Nearly 800 homes planned at former Great Mall of Las Vegas site
It was supposed to be the biggest mall in Las Vegas — a 2 million-square-foot behemoth with an ice rink, mini golf and an amusement park.
And like countless other projects from the bubble years, it was never built and the land was lost to foreclosure after the economy tanked.
Developers now want to blanket the site with housing.
The Las Vegas City Council approved plans on Jan. 16 for hundreds of houses and apartments on the former Great Mall of Las Vegas site at Grand Montecito Parkway and Deer Springs Way, near the U.S. Highway 95-215 Beltway interchange in the northwest valley.
The project plans were from builder KB Home, city records show.

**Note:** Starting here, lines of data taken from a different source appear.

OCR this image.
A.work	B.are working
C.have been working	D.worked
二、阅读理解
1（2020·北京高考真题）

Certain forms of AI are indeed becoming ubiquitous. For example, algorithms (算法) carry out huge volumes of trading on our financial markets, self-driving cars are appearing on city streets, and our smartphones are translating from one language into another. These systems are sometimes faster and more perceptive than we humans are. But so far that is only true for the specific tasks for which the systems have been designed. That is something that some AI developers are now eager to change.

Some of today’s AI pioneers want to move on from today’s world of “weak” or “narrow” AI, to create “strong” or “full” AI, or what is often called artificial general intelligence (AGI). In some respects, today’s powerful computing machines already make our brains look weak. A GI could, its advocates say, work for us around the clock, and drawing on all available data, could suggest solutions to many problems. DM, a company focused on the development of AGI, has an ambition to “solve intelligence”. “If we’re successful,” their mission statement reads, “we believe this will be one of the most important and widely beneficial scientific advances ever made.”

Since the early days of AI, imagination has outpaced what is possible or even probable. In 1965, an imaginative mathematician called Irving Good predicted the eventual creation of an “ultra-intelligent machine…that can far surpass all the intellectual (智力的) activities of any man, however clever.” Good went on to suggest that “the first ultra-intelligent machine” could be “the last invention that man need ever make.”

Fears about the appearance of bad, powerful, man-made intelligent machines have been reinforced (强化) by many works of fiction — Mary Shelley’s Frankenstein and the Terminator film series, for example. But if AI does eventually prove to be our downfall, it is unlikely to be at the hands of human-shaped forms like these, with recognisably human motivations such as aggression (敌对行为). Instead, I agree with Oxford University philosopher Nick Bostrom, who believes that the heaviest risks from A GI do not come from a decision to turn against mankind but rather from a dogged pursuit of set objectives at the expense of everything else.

The Calida Group, a Las Vegas apartment developer whose name and logo appear on some planning documents, confirmed that it will build a rental complex there.
All told, the plans are another sign of Southern Nevada’s fast-growing homebuilding industry and mark a rare apartment project for the northwest valley.
City documents show plans for 303 single-family homes and two multifamily projects with 491 apartments combined, all on about 60 acres.
Calida co-founder Eric Cohen said Monday that KB is buying the project site from developer EHB Cos., which acquired the land during the recession, and that his group will buy a portion of the spread from KB.
Cohen said he plans to build a 306-unit rental project and to break ground in December, right after he closes the land purchase.
Apartment developers have focused on “core areas” of the valley — construction has been heavily concentrated in such places as the southwest valley and Henderson — but as land prices climb, they have looked to other parts of town, he said.
“This is a nice alternative,” Cohen said.
KB Home spokesman Craig LeMessurier said the company “cannot comment on land we don’t own” but added that it expects to close the purchase soon.
EHB chief executive Yohan Lowie and President Frank Pankratz could not be reached for comment.
Developer Triple Five announced plans for the Great Mall of Las Vegas in 2004. According to a news report at the time, the shopping hub was expected to measure at least 2 million square feet.
The project was supposed to feature condo towers, news reports later said. But plans were scaled back, and Triple Five decided to build an open-air center similar to Town Square Las Vegas instead of an enclosed mall.
But by spring 2009, with the economy crashing, Triple Five shelved the project.
The site was foreclosed on later that year, and EHB bought the land in 2010, property records show.
James Grindstaff, vice president of planning and development at Triple Five, said Tuesday that the company pursued the project because, other than grocery-anchored strip malls, the northwest valley had a “significant lack” of retail.
He also said his group pre-leased probably 40 percent of the mall by the time the market collapsed, bringing the project down with it.
“Once the economy crashed, all bets were off, and that was the end of that,” he said.